¿Quiénes ganan con la caída de Rodrigo Paz?
En el escenario local, son los mismos políticos de derecha los que revolotean alrededor de Rodrigo Paz como aves de carroña.
Bolivia vive más de tres semanas de protestas sociales. Dentro del escenario político ya no hay solamente actores internos, el conflicto adquirió un caracter regional y los intereses que se juegan van más allá de las dicotomías locales.
Detrás de los conflictos hay personajes opacos aguardando por capitalizar la crisis boliviana, a través de agendas extremistas.
Con la arremetida de Rodrigo Paz en contra de Gustavo Petro se confirma que en Bolivia está en juego mucho más que una crisis local.
La desmedida respuesta diplomática de un presidente acorralado por las protestas, en un intento por desviar la atención fuera del núcleo del conflicto y de la incapacidad de su gobierno para dialogar, sucede horas después de que Estados Unidos “entró al chat”.
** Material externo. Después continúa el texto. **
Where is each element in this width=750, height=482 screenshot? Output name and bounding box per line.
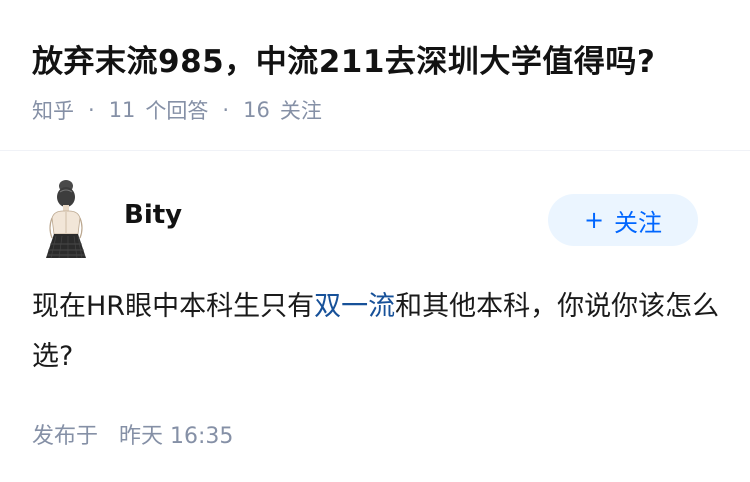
page: 放弃末流985，中流211去深圳大学值得吗? 知乎 · 11 个回答 · 16 … xyxy=(0,0,750,482)
answer-link[interactable]: 双一流 xyxy=(314,291,395,322)
published-label: 发布于 xyxy=(32,424,99,449)
plus-icon: + xyxy=(583,206,605,234)
divider xyxy=(0,150,750,151)
avatar-illustration xyxy=(46,180,86,259)
follow-button[interactable]: + 关注 xyxy=(548,194,698,246)
follow-count-label: 关注 xyxy=(279,99,322,123)
answer-count-label: 个回答 xyxy=(145,99,209,123)
source-label: 知乎 xyxy=(32,99,74,123)
question-header: 放弃末流985，中流211去深圳大学值得吗? 知乎 · 11 个回答 · 16 … xyxy=(0,0,750,150)
follow-count: 16 xyxy=(243,98,270,122)
author-row: Bity + 关注 xyxy=(0,178,750,260)
author-name[interactable]: Bity xyxy=(124,200,182,230)
follow-button-label: 关注 xyxy=(614,208,663,237)
question-title[interactable]: 放弃末流985，中流211去深圳大学值得吗? xyxy=(32,36,655,81)
answer-text-before: 现在HR眼中本科生只有 xyxy=(32,291,315,322)
question-meta: 知乎 · 11 个回答 · 16 关注 xyxy=(32,95,322,125)
answer-count: 11 xyxy=(108,98,136,122)
meta-separator: · xyxy=(222,98,230,122)
meta-separator: · xyxy=(88,98,95,122)
answer-meta: 发布于 昨天 16:35 xyxy=(32,418,233,450)
published-time: 昨天 16:35 xyxy=(119,424,234,449)
avatar[interactable] xyxy=(36,178,100,260)
answer-content[interactable]: 现在HR眼中本科生只有双一流和其他本科，你说你该怎么选? xyxy=(32,282,722,382)
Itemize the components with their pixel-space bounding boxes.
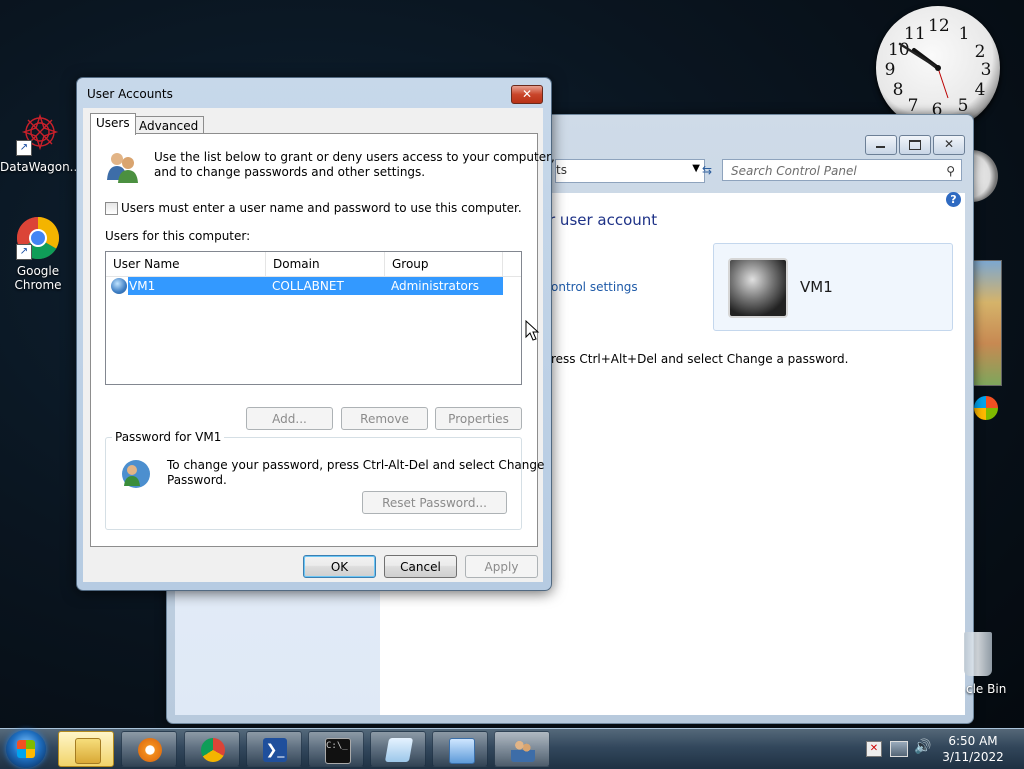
taskbar-media-player-button[interactable] <box>121 731 177 767</box>
user-card-name: VM1 <box>800 278 833 296</box>
users-icon <box>511 738 535 762</box>
maximize-button[interactable] <box>899 135 931 155</box>
dialog-close-button[interactable]: ✕ <box>511 85 543 104</box>
desktop-icon-google-chrome[interactable]: ↗ Google Chrome <box>0 216 76 292</box>
ok-button[interactable]: OK <box>303 555 376 578</box>
password-group: Password for VM1 To change your password… <box>105 430 544 530</box>
taskbar-notepad-button[interactable] <box>370 731 426 767</box>
reset-password-button[interactable]: Reset Password... <box>362 491 507 514</box>
taskbar-cmd-button[interactable]: C:\_ <box>308 731 364 767</box>
user-accounts-dialog[interactable]: User Accounts ✕ Users Advanced Use the l… <box>76 77 555 591</box>
volume-icon[interactable]: 🔊 <box>914 739 931 755</box>
password-group-title: Password for VM1 <box>112 430 225 444</box>
dialog-client-area: Users Advanced Use the list below to gra… <box>83 108 555 582</box>
address-text: ts <box>556 163 567 177</box>
column-header-group[interactable]: Group <box>385 252 503 276</box>
password-text-line-1: To change your password, press Ctrl-Alt-… <box>167 458 545 472</box>
taskbar-chrome-button[interactable] <box>184 731 240 767</box>
intro-text-line-1: Use the list below to grant or deny user… <box>154 150 555 164</box>
minimize-button[interactable] <box>865 135 897 155</box>
desktop-icon-label: DataWagon... <box>0 160 82 174</box>
mouse-cursor-icon <box>525 320 540 341</box>
clock-hands-icon <box>898 42 949 99</box>
recycle-bin-label: cle Bin <box>966 682 1007 696</box>
address-bar[interactable]: ts ▼ <box>555 159 705 183</box>
remove-button[interactable]: Remove <box>341 407 428 430</box>
search-placeholder: Search Control Panel <box>731 164 857 178</box>
tab-users[interactable]: Users <box>90 113 136 135</box>
datawagon-icon: ↗ <box>16 112 60 156</box>
password-note: ress Ctrl+Alt+Del and select Change a pa… <box>551 352 849 366</box>
action-center-icon[interactable]: ✕ <box>866 741 882 757</box>
cancel-button[interactable]: Cancel <box>384 555 457 578</box>
taskbar: ❯_ C:\_ ✕ 🔊 <box>0 728 1024 769</box>
taskbar-control-panel-button[interactable] <box>432 731 488 767</box>
powershell-icon: ❯_ <box>263 738 287 762</box>
refresh-icon[interactable]: ⇆ <box>697 159 717 181</box>
users-list-header: User Name Domain Group <box>106 252 521 277</box>
shortcut-arrow-icon: ↗ <box>16 244 32 260</box>
taskbar-powershell-button[interactable]: ❯_ <box>246 731 302 767</box>
recycle-bin-icon[interactable] <box>964 632 992 676</box>
apply-button[interactable]: Apply <box>465 555 538 578</box>
clock-gadget[interactable]: 12 1 2 3 4 5 6 7 8 9 10 11 <box>876 6 1000 130</box>
taskbar-explorer-button[interactable] <box>58 731 114 767</box>
chrome-icon: ↗ <box>16 216 60 260</box>
windows-logo-icon <box>974 396 998 420</box>
control-panel-icon <box>449 738 475 764</box>
search-control-panel-input[interactable]: Search Control Panel ⚲ <box>722 159 962 181</box>
cell-group: Administrators <box>391 279 480 293</box>
column-header-domain[interactable]: Domain <box>266 252 385 276</box>
start-button[interactable] <box>6 730 46 768</box>
taskbar-user-accounts-button[interactable] <box>494 731 550 767</box>
control-panel-heading: r user account <box>549 211 658 229</box>
users-tab-panel: Use the list below to grant or deny user… <box>90 133 555 547</box>
desktop-icon-datawagon[interactable]: ↗ DataWagon... <box>0 112 82 174</box>
tray-clock[interactable]: 6:50 AM 3/11/2022 <box>940 733 1006 765</box>
tray-date: 3/11/2022 <box>942 750 1004 764</box>
search-icon[interactable]: ⚲ <box>946 160 955 182</box>
dialog-title: User Accounts <box>87 87 173 101</box>
close-button[interactable]: ✕ <box>933 135 965 155</box>
column-header-user-name[interactable]: User Name <box>106 252 266 276</box>
notepad-icon <box>384 738 414 762</box>
add-button[interactable]: Add... <box>246 407 333 430</box>
chrome-icon <box>201 738 225 762</box>
table-row[interactable]: VM1 COLLABNET Administrators <box>128 277 503 295</box>
tray-time: 6:50 AM <box>948 734 998 748</box>
folder-icon <box>75 738 101 764</box>
must-login-checkbox[interactable] <box>105 202 118 215</box>
windows-logo-icon <box>17 740 35 758</box>
password-user-icon <box>120 458 152 490</box>
shortcut-arrow-icon: ↗ <box>16 140 32 156</box>
cell-user-name: VM1 <box>129 279 156 293</box>
desktop-icon-label: Google Chrome <box>14 264 62 292</box>
password-text-line-2: Password. <box>167 473 227 487</box>
network-icon[interactable] <box>890 741 908 757</box>
media-player-icon <box>138 738 162 762</box>
users-list[interactable]: User Name Domain Group VM1 COLLABNET Adm… <box>105 251 522 385</box>
users-icon <box>105 150 139 184</box>
command-prompt-icon: C:\_ <box>325 738 351 764</box>
help-icon[interactable]: ? <box>946 192 961 207</box>
properties-button[interactable]: Properties <box>435 407 522 430</box>
user-row-icon <box>111 278 127 294</box>
intro-text-line-2: and to change passwords and other settin… <box>154 165 426 179</box>
cell-domain: COLLABNET <box>272 279 344 293</box>
users-list-label: Users for this computer: <box>105 229 251 243</box>
user-card[interactable]: VM1 <box>713 243 953 331</box>
user-avatar-icon <box>728 258 788 318</box>
gadget-slideshow-icon <box>970 260 1002 386</box>
must-login-label[interactable]: Users must enter a user name and passwor… <box>121 201 522 215</box>
control-settings-link[interactable]: ontrol settings <box>551 280 638 294</box>
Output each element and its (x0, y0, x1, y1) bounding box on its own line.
Y pocos días después de que todo el bloque de gobiernos trumpistas en América Latina respaldara al gobierno de Paz, inmiscuyéndose en la política boliviana. En Bolivia también se disputa el horizonte de una narrativa regional, una pugna frente al militarismo continental que se pretende instalar.
En el escenario local, son los mismos políticos de derecha los que revolotean alrededor de Rodrigo Paz como aves de carroña, instalando discursos de odio, narrativas racistas y agendas que pretenden concentrar no solo poder económico, sino también poder político.